There is no surprise that Veterans Affairs government contracting sweetheart Booz Allen Hamilton was selected as part of the $22 billion IT solution project for MyVA.
Veterans Affairs is transforming into its “MyVA” version of itself, whatever that means. To get there, it will pay $22.3 billion under its Transformation Twenty-One Total Technology Next Generation (T4NG) acquisition program. It will last ten years.
BOOZ ALLEN CONTRACT T4NG
According to a press release, “Booz Allen will provide IT infrastructure modernizations and systems delivery support to the VA’s IT systems that address some of the VA’s top priorities, including improving the efficiency of both claims processing and Veterans’ overall experiences when communicating with VA.”
So what exactly does that mean? Will all VA’s computer programs suddenly work right at the end of the 10-year period?
Now, now one should be surprised that Booz won this contract. In fact, Booz Allen is almost always awarded contracts by VA even at a premium beyond what other contractors are paid.
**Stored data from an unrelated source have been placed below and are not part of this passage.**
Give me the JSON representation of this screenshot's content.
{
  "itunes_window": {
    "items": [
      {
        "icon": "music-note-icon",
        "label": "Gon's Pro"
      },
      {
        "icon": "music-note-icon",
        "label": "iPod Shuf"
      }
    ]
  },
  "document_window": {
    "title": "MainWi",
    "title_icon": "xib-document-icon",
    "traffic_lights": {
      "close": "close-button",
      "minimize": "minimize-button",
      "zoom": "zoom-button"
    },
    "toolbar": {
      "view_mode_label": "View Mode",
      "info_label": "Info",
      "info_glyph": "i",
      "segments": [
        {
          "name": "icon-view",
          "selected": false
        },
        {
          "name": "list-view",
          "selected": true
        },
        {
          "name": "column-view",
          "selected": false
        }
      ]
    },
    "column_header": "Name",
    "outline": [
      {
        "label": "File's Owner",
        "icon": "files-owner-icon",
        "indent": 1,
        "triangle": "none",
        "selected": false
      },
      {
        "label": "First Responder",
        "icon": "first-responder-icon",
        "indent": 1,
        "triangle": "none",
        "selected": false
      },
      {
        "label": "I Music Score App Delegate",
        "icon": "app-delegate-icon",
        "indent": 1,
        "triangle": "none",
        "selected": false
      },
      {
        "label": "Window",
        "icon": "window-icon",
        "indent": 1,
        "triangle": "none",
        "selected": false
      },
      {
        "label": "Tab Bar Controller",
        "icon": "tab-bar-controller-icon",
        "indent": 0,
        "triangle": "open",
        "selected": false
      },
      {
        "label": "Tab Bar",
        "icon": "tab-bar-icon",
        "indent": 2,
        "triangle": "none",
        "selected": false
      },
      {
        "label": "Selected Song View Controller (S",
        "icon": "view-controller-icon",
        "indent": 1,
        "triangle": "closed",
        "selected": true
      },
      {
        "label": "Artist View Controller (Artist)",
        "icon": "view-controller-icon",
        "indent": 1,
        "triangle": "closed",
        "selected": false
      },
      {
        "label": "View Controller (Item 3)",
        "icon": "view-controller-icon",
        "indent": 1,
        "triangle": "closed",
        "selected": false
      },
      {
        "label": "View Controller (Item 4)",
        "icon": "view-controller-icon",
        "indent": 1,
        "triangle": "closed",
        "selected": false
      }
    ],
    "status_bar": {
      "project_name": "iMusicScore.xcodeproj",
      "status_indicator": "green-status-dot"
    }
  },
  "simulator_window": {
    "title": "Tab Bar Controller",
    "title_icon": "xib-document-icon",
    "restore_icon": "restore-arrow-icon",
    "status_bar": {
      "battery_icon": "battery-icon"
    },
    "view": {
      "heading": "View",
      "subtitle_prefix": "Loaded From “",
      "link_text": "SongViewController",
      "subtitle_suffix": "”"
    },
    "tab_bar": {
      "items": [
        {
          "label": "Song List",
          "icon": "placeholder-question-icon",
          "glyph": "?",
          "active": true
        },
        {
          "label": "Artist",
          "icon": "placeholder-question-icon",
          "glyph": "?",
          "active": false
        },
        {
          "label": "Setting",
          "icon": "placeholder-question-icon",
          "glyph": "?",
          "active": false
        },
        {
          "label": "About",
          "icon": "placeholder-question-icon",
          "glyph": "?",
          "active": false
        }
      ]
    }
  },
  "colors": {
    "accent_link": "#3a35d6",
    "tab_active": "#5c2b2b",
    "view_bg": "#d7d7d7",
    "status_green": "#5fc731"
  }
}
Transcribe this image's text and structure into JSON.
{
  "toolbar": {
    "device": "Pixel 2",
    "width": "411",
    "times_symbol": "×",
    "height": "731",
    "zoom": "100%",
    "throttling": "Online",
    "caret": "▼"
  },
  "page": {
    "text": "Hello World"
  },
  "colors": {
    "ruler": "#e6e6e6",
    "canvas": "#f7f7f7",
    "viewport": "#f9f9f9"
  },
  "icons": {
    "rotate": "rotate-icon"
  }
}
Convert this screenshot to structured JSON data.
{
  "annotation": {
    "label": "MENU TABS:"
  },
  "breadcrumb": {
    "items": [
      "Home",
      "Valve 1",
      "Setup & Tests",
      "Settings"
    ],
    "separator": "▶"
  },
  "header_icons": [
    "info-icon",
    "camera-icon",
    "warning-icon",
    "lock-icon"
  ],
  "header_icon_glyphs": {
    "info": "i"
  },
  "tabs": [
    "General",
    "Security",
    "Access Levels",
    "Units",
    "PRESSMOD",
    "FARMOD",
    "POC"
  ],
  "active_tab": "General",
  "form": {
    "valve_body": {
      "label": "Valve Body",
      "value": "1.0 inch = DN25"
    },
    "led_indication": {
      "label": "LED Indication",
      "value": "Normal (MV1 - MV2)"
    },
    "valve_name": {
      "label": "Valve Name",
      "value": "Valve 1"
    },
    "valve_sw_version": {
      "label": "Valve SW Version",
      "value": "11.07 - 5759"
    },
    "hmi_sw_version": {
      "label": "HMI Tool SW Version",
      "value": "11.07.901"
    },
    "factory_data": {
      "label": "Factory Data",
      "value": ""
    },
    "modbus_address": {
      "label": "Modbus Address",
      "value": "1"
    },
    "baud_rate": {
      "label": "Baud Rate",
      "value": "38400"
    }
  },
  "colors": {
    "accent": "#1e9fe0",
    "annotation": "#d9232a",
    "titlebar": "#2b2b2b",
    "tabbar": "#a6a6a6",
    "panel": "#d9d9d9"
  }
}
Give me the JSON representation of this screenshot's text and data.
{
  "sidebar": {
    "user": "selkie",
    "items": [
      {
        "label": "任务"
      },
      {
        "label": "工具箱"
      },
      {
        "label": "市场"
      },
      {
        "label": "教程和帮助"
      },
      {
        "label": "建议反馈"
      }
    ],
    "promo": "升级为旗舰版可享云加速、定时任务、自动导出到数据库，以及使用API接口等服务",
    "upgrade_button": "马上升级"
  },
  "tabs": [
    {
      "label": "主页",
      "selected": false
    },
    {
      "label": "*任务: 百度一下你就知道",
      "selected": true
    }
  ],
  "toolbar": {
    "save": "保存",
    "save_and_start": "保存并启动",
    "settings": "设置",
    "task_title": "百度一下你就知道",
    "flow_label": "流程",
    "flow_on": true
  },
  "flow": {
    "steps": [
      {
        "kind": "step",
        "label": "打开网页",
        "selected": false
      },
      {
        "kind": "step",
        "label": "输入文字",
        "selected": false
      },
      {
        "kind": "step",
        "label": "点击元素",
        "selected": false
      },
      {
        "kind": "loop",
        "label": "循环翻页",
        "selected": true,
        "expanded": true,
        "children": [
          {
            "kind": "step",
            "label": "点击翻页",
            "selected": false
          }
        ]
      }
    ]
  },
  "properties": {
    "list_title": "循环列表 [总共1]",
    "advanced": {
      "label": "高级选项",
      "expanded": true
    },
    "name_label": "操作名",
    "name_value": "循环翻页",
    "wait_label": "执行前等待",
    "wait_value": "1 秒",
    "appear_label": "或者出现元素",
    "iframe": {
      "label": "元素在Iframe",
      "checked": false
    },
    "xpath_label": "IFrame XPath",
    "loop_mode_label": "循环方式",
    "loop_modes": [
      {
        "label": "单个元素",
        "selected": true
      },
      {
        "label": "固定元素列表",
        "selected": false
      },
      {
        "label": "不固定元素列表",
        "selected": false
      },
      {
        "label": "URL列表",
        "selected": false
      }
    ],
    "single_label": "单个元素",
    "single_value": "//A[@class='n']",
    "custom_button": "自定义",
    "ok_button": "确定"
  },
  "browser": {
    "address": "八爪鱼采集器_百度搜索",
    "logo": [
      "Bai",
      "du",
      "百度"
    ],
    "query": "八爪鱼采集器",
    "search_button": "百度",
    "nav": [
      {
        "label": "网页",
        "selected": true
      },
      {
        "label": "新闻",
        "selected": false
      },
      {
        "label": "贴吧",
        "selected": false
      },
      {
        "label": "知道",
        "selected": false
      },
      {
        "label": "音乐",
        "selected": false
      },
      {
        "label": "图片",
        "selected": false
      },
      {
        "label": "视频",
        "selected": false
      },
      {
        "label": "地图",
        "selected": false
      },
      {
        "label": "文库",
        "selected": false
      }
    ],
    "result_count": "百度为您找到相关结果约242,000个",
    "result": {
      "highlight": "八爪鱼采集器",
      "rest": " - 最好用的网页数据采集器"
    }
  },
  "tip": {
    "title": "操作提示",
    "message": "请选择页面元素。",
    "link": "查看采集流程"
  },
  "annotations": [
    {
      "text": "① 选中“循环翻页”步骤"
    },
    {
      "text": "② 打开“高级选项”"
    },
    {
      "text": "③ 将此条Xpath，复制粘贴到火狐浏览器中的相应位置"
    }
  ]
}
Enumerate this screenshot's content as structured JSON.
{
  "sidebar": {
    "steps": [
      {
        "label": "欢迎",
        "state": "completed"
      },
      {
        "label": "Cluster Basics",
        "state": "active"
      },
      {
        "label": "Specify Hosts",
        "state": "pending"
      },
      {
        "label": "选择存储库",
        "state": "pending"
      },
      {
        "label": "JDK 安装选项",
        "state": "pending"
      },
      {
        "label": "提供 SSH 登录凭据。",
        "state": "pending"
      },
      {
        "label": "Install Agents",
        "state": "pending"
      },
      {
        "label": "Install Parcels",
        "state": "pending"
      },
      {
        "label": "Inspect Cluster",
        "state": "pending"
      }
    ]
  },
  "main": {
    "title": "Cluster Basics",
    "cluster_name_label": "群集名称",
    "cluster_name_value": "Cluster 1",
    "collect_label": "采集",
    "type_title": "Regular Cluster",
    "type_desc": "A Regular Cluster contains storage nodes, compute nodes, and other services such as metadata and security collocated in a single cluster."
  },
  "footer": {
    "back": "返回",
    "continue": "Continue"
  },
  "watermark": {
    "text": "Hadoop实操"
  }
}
Booz was in the mix under the previous IT contract called T4 that cost American taxpayers a pretty penny. No doubt those services brought us the dysfunctional eBenefits portal and other not quite working right type systems.
Think we will get our money worth this time? Or is this system more about generating new contracts and payouts than it is actually providing benefits to veterans?
These IT contracts seem more about keeping government contractors employed than getting things right the first time.
Booz Allen explains its company background as:
“Booz Allen Hamilton has been at the forefront of strategy and technology for more than 100 years. Today, the firm provides management and technology consulting and engineering services to leading Fortune 500 corporations, governments, and not-for-profits across the globe. Booz Allen partners with public and private sector clients to solve their most difficult challenges through a combination of consulting, analytics, mission operations, technology, systems delivery, cybersecurity, engineering, and innovation expertise.
“With international headquarters in McLean, Virginia, the firm employs more than 22,500 people globally, and had revenue of $5.27 billion for the 12 months ended March 31, 2015.“
With all this money floating around, it sure would be great if someone could finally fix VA rather than treat these contracts like sweet corporate handouts. No?